ISCA Archive Interspeech 2023
ISCA Archive Interspeech 2023

Fine-tuned RoBERTa Model with a CNN-LSTM Network for Conversational Emotion Recognition

Jiachen Luo, Huy Phan, Joshua Reiss

Textual emotion recognition in conversations has gained increasing attention in recent years for the growing amount of applications it can serve, e.g., human-robot interactions, recommended systems. However, most existing approaches are either based on BERT-based model which fail to exploit crucial information about the long-text context, or resort to complex entanglement of neural network architectures resulting in less stable training procedures and slower inference time.
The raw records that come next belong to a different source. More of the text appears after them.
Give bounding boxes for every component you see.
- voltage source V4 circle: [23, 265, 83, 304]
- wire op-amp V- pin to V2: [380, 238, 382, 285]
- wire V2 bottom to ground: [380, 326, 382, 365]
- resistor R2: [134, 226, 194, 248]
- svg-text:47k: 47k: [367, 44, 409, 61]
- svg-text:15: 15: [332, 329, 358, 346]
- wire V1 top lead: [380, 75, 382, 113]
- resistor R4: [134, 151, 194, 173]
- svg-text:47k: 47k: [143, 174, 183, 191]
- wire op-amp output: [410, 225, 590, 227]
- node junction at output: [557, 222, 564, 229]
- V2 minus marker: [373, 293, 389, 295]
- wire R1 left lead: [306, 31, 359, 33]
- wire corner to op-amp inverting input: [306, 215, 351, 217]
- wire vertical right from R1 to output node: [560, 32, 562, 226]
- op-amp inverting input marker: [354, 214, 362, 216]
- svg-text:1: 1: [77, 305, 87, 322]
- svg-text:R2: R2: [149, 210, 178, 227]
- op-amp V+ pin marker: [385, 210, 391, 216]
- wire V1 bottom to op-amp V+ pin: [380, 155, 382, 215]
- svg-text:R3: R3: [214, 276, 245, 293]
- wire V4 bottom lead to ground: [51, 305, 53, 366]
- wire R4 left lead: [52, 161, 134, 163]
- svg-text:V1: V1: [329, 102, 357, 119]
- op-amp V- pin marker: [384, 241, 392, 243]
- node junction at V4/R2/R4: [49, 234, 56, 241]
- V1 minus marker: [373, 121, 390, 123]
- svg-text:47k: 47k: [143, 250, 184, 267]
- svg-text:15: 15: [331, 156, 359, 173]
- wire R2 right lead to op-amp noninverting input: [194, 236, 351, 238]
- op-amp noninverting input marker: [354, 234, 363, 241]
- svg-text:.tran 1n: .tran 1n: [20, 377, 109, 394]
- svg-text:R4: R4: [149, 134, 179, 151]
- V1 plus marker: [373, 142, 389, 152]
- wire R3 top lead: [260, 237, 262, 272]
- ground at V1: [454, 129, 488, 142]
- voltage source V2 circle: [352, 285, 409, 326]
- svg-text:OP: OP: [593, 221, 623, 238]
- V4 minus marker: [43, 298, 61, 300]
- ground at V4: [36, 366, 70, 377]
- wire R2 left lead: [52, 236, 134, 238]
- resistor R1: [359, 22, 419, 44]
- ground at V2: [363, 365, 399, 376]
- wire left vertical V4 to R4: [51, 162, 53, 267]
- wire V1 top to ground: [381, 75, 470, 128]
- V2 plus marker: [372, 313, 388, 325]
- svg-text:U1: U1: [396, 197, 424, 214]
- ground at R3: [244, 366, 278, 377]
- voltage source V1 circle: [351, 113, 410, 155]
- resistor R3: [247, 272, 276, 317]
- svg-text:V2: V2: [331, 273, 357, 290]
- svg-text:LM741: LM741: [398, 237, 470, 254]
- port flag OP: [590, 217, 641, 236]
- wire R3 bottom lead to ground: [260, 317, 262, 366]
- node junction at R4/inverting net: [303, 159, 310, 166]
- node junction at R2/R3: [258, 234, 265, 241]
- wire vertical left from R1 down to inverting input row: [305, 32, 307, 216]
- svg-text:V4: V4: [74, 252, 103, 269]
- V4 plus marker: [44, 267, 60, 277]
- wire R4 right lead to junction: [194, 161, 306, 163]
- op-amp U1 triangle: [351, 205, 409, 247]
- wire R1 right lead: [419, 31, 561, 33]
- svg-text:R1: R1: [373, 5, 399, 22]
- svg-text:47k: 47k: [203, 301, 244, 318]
To bridge this gap, we first propose a fast, compact and parameter-efficient framework based on fine-tuned pre-trained RoBERTa model with a CNN-LSTM network for textual emotion recognition in conversations. First, we fine-tune the pre-tranined RoBERTa model to effectively learn long-term emotion-relevant context information. Second, convolutional neural network coupled with the bidirectional long short-term memory and joint reinforced blocks are utilized to recognize emotion in conversations. Extensive experiments are conducted on benchmark emotion MELD dataset, and the results show that our model outperforms a wide range of strong baselines and achieves competitive results with the state-of-art approaches.